用于具有移码错误的全长cDNA序列的氨基酸翻译程序。

Amino acid translation program for full-length cDNA sequences with frameshift errors.

作者信息

Fukunishi Y, Hayashizaki Y

机构信息

Laboratory for Genome Exploration Research Group, RIKEN Genomic Sciences Center, RIKEN Yokahama Institute, Yokohama City, Kanagawa 230-0045, Japan.

出版信息

Physiol Genomics. 2001 Mar 8;5(2):81-7. doi: 10.1152/physiolgenomics.2001.5.2.81.

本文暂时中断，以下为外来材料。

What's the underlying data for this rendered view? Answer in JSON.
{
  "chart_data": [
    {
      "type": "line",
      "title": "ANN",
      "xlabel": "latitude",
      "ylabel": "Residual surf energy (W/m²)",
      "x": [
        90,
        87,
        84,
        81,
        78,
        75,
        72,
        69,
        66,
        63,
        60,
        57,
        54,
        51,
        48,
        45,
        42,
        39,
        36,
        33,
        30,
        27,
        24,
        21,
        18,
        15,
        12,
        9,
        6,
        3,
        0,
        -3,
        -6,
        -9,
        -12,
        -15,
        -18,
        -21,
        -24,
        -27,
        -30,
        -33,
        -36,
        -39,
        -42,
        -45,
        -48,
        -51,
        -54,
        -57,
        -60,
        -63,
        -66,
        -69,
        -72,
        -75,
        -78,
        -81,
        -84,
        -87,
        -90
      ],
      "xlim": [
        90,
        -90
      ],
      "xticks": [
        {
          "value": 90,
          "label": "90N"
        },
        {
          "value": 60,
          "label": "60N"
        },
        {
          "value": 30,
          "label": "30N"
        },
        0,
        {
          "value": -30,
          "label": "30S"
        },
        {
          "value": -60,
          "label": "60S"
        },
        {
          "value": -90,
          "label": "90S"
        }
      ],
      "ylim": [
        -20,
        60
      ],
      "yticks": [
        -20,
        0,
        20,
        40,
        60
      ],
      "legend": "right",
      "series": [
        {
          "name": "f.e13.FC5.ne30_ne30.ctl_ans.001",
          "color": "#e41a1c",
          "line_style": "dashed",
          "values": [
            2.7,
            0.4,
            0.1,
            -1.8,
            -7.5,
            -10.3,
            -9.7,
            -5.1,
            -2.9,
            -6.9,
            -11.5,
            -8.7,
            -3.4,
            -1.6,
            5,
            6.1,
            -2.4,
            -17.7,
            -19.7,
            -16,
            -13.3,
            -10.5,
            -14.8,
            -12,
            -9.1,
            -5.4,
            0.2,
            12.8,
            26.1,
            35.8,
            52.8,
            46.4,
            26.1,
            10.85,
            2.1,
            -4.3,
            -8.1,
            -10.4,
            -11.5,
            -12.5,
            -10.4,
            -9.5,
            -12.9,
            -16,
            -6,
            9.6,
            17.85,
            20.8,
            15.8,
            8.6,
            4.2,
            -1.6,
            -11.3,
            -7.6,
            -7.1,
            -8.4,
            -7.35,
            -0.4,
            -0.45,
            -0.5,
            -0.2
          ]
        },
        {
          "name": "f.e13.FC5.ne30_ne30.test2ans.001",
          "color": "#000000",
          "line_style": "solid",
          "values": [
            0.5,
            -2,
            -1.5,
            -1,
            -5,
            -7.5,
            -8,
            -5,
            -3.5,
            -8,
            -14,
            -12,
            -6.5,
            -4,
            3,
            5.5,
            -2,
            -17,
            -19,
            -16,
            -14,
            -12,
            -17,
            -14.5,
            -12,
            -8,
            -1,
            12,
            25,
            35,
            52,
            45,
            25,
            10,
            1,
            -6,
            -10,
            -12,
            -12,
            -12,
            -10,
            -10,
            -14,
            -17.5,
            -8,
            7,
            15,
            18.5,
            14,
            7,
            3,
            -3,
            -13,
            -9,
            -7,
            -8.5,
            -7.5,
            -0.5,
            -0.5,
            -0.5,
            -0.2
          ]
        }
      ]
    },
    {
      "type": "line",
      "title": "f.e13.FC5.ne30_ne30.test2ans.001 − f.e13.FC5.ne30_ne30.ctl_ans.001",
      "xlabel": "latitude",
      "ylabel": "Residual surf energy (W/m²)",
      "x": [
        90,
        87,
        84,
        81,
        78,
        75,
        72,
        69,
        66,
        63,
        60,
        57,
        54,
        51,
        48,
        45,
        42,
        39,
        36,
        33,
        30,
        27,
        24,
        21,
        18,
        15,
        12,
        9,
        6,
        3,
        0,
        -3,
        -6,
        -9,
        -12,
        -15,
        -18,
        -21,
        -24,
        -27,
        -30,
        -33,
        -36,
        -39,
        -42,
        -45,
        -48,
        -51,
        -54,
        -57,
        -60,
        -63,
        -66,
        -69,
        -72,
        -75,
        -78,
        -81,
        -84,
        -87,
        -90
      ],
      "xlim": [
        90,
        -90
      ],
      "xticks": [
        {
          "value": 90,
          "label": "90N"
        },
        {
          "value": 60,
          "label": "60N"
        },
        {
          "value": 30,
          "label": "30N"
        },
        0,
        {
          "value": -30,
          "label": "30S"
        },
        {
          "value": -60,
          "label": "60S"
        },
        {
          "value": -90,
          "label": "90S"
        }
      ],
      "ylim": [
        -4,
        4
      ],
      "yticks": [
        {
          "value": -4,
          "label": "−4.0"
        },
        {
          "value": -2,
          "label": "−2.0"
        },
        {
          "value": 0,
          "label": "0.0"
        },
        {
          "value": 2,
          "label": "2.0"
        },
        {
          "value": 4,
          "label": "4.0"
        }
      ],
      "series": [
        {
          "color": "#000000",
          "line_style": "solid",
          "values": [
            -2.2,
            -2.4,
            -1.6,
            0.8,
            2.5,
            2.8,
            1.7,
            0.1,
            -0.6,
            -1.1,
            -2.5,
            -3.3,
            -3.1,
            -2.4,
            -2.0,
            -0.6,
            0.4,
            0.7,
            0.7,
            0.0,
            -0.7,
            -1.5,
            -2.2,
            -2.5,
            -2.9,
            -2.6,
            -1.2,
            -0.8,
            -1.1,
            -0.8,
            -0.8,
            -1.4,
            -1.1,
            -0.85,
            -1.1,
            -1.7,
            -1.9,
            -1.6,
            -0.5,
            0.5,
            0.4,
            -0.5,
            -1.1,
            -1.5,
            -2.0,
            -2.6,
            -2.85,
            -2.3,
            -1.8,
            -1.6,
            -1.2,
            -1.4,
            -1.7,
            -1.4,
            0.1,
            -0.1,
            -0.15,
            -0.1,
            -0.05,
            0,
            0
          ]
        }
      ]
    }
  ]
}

DOI:10.1152/physiolgenomics.2001.5.2.81

PMID:11242592

Abstract

Here we present an amino acid translation program designed to suggest the position of experimental frameshift errors and predict amino acid sequences for full-length cDNA sequences having phred scores. Our program generates artificial insertions into artificial deletions from low-accuracy positions of the original sequence, thereby generating many candidate sequences. The validity of the most probable sequence (the likelihood that it represents the actual protein) is evaluated by using a score (V(a)) that is calculated in light of the Kozak consensus, preferred codon usage, and position of the initiation codon. To evaluate the software, we have used a database in which, out of 612 cDNA sequences, 524 (86%) carried 773 frameshift errors in the coding sequence. Our software detected and corrected 48% of the total frameshift errors in 62% of the total cDNA sequences with frameshift errors. The false positive rate of frameshift correction was 9%, and 91% of the suggested frameshifts were true.

摘要

在此，我们展示了一个氨基酸翻译程序，该程序旨在指出实验性移码错误的位置，并预测具有phred分数的全长cDNA序列的氨基酸序列。我们的程序从原始序列的低准确性位置生成人工插入或人工缺失，从而产生许多候选序列。通过使用一个分数（V(a)）来评估最可能序列的有效性（即它代表实际蛋白质的可能性），该分数是根据科扎克共有序列、偏好的密码子使用情况以及起始密码子的位置计算得出的。为了评估该软件，我们使用了一个数据库，在612个cDNA序列中，有524个（86%）在编码序列中存在773个移码错误。我们的软件在62%存在移码错误的cDNA序列中检测并纠正了48%的总移码错误。移码校正的假阳性率为9%，并且所建议的移码中有91%是正确的。